Knockdown of ACSL4 reverses POL-induced ferroptosis in ovarian cancer cells. Western blot assay revealed that POL-induced high expression of ACSL4 was reversed to some extent by si-ACSL4 in SKOV3 (A) and Hey (B) cells. EdU staining showed that POL decreased the proliferation of SKOV3 (C) and Hey (D) cells, and si-ACSL4 could reverse this effect (20×). Silencing ACSL4 also reduced POL-induced lipid peroxidation in SKOV3 (E) and Hey (F) cells (40×). ^*P < 0.05, ^**p < 0.01 vs. Con; ^#P < 0.05, ^##P < 0.01 vs. POL.

Figure 6

POL inhibited tumor growth in mice in vivo.
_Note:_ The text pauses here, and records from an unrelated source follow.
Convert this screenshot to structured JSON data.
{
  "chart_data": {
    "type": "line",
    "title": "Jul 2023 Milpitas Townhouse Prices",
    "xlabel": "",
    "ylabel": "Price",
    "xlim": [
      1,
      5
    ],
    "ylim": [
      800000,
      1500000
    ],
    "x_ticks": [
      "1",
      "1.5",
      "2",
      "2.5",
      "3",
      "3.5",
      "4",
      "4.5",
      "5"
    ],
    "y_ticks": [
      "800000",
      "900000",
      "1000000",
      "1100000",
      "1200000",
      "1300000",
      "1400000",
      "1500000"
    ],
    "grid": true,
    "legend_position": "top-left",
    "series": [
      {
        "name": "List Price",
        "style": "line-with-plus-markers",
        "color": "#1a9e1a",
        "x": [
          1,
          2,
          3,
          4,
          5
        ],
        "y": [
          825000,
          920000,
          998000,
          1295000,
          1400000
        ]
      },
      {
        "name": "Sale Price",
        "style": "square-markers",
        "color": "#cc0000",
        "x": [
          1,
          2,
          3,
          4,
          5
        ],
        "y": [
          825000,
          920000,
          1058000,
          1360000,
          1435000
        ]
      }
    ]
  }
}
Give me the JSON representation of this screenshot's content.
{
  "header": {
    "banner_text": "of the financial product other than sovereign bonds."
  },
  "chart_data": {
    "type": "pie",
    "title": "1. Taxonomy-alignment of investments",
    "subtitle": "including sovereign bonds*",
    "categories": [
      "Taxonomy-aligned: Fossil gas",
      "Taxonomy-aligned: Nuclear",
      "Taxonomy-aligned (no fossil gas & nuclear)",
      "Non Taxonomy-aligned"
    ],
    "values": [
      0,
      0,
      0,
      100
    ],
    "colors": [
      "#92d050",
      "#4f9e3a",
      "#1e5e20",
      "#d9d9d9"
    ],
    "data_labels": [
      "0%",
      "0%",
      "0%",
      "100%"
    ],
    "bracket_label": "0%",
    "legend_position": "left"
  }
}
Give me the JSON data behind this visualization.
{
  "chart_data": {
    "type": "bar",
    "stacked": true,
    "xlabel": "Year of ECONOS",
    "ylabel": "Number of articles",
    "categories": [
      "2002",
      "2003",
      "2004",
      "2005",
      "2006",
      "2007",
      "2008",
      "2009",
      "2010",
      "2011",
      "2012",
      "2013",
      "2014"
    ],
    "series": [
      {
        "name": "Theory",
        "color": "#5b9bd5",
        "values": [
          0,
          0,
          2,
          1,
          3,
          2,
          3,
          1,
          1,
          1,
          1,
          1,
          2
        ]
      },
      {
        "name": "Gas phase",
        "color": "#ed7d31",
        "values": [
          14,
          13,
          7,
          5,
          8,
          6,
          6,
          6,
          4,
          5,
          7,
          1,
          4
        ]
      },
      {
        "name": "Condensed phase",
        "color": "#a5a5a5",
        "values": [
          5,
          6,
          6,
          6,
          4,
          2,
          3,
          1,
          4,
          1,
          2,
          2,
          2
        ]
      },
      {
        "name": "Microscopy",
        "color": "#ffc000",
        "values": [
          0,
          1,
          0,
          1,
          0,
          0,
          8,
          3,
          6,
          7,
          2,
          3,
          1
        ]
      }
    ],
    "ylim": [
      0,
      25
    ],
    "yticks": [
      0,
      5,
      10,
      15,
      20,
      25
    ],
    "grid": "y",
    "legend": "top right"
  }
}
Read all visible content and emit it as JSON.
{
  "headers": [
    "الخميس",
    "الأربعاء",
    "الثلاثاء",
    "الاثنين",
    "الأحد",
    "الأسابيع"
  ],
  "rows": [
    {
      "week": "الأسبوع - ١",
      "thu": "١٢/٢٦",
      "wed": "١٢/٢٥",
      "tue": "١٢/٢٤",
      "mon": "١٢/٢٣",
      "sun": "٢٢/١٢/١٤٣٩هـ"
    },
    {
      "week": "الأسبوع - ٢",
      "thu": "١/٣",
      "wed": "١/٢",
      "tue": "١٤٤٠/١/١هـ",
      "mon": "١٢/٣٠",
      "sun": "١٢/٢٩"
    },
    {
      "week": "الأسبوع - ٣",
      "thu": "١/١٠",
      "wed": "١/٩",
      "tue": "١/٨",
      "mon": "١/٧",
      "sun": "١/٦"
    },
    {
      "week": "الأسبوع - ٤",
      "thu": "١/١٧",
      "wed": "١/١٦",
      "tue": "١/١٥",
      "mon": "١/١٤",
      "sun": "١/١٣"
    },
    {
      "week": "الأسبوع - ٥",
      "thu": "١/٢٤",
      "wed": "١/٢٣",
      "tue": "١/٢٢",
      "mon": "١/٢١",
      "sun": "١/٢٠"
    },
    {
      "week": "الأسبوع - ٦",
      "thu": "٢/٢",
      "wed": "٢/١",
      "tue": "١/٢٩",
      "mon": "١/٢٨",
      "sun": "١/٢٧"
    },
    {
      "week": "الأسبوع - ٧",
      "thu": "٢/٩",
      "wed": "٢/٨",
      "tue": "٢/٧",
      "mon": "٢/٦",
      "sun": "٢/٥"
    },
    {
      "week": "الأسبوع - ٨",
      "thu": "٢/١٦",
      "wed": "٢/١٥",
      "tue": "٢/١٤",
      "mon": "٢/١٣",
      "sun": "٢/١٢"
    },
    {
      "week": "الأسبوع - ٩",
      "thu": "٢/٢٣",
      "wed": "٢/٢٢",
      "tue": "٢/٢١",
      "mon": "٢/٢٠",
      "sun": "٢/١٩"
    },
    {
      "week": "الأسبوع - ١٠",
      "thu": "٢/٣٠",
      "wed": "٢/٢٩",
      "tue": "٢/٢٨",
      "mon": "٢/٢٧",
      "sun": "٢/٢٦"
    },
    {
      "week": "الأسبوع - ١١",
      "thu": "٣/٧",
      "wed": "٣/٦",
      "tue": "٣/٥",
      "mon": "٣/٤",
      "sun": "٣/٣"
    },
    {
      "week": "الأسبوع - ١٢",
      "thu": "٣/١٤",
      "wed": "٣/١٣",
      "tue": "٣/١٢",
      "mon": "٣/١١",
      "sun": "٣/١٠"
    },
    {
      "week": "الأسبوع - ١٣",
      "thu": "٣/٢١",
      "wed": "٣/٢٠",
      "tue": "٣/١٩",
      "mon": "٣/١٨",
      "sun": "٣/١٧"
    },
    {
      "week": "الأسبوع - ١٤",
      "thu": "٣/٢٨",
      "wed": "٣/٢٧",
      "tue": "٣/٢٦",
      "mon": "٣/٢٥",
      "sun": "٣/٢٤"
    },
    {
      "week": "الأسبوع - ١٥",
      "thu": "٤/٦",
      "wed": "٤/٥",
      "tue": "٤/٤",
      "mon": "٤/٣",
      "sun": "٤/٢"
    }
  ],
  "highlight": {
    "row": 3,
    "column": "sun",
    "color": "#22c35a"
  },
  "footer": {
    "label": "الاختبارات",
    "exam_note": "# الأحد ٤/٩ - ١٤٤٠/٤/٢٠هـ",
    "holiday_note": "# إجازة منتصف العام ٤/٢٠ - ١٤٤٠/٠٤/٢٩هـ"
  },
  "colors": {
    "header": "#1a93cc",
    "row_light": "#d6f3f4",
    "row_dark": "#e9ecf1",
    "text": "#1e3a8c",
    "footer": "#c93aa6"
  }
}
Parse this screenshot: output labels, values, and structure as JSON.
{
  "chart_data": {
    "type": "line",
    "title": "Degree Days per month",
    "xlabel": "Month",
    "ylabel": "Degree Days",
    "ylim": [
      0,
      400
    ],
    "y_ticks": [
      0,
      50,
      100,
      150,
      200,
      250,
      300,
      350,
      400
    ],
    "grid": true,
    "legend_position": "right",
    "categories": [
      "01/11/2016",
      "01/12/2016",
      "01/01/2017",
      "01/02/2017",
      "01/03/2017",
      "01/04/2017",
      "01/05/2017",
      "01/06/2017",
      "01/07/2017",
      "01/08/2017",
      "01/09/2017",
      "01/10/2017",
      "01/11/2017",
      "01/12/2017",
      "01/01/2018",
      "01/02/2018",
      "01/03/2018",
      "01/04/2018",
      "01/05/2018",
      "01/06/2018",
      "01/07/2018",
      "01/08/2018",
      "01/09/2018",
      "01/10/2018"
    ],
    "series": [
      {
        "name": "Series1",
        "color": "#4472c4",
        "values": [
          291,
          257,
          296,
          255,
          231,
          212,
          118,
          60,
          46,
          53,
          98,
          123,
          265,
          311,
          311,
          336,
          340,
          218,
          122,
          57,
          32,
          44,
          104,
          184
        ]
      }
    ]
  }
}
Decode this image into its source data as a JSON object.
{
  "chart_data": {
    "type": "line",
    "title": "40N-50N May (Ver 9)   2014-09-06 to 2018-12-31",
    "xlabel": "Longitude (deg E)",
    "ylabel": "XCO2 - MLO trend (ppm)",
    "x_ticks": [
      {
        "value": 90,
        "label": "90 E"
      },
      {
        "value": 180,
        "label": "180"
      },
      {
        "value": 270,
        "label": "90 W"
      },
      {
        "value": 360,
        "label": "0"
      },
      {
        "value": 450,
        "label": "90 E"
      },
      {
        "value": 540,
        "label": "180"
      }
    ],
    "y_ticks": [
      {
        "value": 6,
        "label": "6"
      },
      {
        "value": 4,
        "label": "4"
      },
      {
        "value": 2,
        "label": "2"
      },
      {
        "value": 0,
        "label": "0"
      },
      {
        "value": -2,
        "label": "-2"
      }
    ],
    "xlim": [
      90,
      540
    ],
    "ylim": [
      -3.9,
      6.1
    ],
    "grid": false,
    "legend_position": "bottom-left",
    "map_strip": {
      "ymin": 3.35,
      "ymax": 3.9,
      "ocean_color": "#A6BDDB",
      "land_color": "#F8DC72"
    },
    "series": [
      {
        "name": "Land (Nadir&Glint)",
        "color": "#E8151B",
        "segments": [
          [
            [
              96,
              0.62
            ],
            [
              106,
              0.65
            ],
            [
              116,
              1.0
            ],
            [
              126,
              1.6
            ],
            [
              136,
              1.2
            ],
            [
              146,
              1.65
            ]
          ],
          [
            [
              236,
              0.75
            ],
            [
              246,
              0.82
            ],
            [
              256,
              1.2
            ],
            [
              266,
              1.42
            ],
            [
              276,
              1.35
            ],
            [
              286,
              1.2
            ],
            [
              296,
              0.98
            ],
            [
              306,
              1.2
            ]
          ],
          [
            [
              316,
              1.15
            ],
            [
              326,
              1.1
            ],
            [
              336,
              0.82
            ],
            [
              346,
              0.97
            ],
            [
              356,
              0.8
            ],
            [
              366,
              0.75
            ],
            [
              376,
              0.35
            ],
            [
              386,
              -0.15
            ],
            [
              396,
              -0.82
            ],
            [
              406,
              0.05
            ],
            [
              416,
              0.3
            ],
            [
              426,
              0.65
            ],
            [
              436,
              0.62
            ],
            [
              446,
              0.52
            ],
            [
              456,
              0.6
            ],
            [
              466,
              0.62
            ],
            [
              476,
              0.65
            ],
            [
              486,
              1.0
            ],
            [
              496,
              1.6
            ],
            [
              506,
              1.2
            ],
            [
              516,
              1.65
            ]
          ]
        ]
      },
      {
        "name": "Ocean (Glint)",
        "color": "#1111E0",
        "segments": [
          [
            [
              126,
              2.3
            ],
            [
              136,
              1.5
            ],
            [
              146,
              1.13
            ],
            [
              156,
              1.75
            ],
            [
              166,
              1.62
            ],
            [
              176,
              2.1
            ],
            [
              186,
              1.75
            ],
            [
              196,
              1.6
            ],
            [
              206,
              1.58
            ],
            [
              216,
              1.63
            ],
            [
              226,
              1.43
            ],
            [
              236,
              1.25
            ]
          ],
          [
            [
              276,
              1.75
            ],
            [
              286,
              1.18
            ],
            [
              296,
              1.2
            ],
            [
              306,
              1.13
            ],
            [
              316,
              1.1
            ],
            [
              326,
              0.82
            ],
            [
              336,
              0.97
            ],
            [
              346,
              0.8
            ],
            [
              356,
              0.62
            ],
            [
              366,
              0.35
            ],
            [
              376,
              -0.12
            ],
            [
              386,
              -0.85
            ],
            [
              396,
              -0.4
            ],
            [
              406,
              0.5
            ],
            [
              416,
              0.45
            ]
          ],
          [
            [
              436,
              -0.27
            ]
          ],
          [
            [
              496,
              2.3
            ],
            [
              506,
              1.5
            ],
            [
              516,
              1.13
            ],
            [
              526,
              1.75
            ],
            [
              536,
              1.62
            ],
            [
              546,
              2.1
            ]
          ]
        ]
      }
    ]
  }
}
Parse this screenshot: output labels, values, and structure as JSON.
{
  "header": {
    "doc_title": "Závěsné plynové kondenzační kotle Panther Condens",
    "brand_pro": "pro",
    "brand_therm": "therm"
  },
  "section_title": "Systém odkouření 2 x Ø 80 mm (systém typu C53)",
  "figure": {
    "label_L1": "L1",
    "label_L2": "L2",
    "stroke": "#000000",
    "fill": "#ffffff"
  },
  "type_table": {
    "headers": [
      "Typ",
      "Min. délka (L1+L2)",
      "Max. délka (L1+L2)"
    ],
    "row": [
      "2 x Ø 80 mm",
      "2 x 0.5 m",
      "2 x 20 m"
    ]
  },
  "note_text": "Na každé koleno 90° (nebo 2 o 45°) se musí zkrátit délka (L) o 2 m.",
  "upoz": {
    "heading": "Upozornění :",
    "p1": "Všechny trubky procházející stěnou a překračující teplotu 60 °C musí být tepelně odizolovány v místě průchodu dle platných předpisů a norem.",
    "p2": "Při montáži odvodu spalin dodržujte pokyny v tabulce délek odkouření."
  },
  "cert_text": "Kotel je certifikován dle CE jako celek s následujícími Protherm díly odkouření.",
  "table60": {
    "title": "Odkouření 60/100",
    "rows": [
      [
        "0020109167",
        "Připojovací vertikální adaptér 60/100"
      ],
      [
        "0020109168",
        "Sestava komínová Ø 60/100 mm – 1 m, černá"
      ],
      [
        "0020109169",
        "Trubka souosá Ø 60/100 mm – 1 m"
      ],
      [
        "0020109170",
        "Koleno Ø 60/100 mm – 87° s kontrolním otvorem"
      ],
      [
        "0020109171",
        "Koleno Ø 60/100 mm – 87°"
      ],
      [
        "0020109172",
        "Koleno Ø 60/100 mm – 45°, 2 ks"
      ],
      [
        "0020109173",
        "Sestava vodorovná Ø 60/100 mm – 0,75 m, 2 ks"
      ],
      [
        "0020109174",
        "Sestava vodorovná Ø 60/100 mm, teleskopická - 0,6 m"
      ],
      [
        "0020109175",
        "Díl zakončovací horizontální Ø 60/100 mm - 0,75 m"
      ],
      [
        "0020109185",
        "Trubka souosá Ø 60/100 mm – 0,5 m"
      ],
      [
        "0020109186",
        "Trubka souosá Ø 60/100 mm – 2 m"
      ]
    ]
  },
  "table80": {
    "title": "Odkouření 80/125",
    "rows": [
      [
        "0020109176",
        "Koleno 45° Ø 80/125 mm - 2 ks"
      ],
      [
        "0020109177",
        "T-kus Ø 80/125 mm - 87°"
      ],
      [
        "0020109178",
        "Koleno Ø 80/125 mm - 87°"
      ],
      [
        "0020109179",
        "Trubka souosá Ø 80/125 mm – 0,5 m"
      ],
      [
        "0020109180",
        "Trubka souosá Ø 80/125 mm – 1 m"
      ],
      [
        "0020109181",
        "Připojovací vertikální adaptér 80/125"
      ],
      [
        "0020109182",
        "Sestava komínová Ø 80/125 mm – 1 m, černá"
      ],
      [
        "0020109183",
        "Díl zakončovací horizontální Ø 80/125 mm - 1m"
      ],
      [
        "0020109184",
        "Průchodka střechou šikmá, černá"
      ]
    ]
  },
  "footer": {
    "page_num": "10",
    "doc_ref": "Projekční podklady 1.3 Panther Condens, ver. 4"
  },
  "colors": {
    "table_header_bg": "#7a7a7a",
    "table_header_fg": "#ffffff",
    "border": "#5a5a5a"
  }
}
POL significantly reduced the weight (A) and volume (B) of mouse tumors. POL increased the levels of ROS (C) and MDA (D) in mouse tumor tissues. (E) POL decreased GSH levels in mouse tumor tissues. (F) TUNEL staining revealed that POL increased the cell death rate in tumor tissues (20×). (G) IHC staining revealed that POL increased the level of ACSL4 in tumor tissues (20×). (H) RT-PCR results revealed that POL increased the mRNA levels of ptgs2 as well as chac1 in mouse tumor tissues. (I) Western blot similarly confirmed that POL increased the protein expression level of ACSL4 in mouse tumor tissues. ^**P < 0.01, ^***p < 0.001 vs. Con.